…Наутро начались «большие гонки» по перетаскиванию оборудования в лабораторию.
– Что они такое набили в эти ящики? – Макс, пыхтя, пятился между высоких стеллажей. – Консервированные трепанги там, что ли?
– Почему трепанги? – удивился Марк, который, тяжело дыша, нёс другой конец ящика. – И почему именно консервированные?
– Я как-то грузчиком работал в магазине, – Макс, резко выдохнув, поднял ношу на грудь и задвинул её наверх. – Намучились мы тогда именно с этими трепангами.
– Вручную грузили? – поразился энтомолог. – У вас что там, каменный век?
– Да, ну! – отмахнулся Макс. – Просто хозяин был жлоб, экономил на всём. Ну, как здесь. Тоже вручную таскаем, и тоже всякую ерунду.
Он достал из кармана куртки сигареты и закурил. Марк, поморщившись, сделал шаг назад.
– Вы, что, не понимаете, как вреден никотин?
– Жить вообще вредно, от этого умирают.
Марк покосился на него. Странный народ эти русские. Он сам никогда не жил в России. Но его далёкие предки приехали именно оттуда. Потому, в семье Нобфлеров к России было традиционно тёплое отношение. Однако понять этих людей он не мог никогда. Они его одновременно восхищали и раздражали. В них всего было слишком – и безмерная отвага и спиртное совершенно дикими дозами.
Как-то раз, копаясь в архивах, он нашёл журнал издания XX века. В одной из статей рассказывалось про опрос американцев на тему «Правда и мифы о России». Результаты опроса насмешили его так, что он долго давился от хохота, ибо шуметь в библиотеке не полагалось.
В то, что в России медведи ходят по улицам, верило около семидесяти процентов населения, а в то, что русские пьют одеколон – не больше двадцати. Марк знал, конечно, об истинном положении вещей, всё-таки, его родители несколько раз ездили на родину предков, но наивность американцев вполне объяснима.
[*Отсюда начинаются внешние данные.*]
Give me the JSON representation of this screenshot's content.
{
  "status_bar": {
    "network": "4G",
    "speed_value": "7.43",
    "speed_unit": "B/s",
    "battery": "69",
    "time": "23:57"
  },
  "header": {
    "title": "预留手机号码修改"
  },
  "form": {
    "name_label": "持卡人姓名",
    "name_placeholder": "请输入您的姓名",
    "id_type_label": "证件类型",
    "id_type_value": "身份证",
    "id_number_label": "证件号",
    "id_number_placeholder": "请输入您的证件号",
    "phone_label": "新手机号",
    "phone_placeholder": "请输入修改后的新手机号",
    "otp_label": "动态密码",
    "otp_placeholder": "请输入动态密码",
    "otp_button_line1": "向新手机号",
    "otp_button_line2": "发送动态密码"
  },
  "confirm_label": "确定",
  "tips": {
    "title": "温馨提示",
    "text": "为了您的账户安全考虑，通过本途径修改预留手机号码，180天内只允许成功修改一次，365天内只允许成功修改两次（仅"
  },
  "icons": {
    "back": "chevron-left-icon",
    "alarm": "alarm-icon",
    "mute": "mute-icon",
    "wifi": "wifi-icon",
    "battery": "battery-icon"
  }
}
Когда-то, когда Марк ещё учился в лицее, его увлекла тема Гипербореи. И, чем больше он изучал первоисточники, тем больше убеждался, что достоверной информации об этой легендарной стране нет – одни слухи. Причём, слухи, как и о русских, сплошь противоречивые. Поневоле поверишь, что арии – их далёкие предки.
– Ладно, – аккуратно потушив сигарету, вздохнул Макс. – Пошли дальше твоих трепангов таскать.
– Они не мои, – раздражённо буркнул Марк. – Я же энтомолог, а не ихтиолог.
– А в чём разница? – простодушно уставился на него русский.
Учёный страдальчески возвёл очи горе. О, боже, ну, как можно не знать таких простых вещей?
– Я энтомолог, я занимаюсь насекомыми, – терпеливо пояснил он. – Трепанги в море живут!
– Я, что, совсем, что ли? – обиделся Макс, – Они же морепродукты! Это каждый дурак знает. Морские насекомые!
– Они головоногие! – терпение без пяти минут академика стало опасно потрескивать, грозя вот-вот лопнуть. – А я энтомолог! Я занимаюсь только насекомыми!
– Значит, в ящиках, по-твоему, насекомые? – недоверчиво хмыкнул русский.
– Там биологический материал! – забыв про все подписки, брякнул Марк. – Личинки инсектоидов!
– Марк, ты сам-то понял, что сказал?
Его ухмылка окончательно вывела энтомолога из себя.
– Инсект – это насекомое! Здесь личинки генно-модифицированных богомолов. Представь богомола с тебя ростом, но с челюстями, как у термита-солдата! Ничего зверушка, а?
Сохраняя маску полного простодушия, Макс сделал вид, что представляет, но только пожал плечами.
– Только, смотри, никому об этом, – спохватился Марк, вспомнив, наконец, данную им кучу подписок о неразглашении.
– Могила, – заверил его опер, сохраняя самое серьёзное выражение лица. Внутри же он ржал, как лошадь Пржевальского.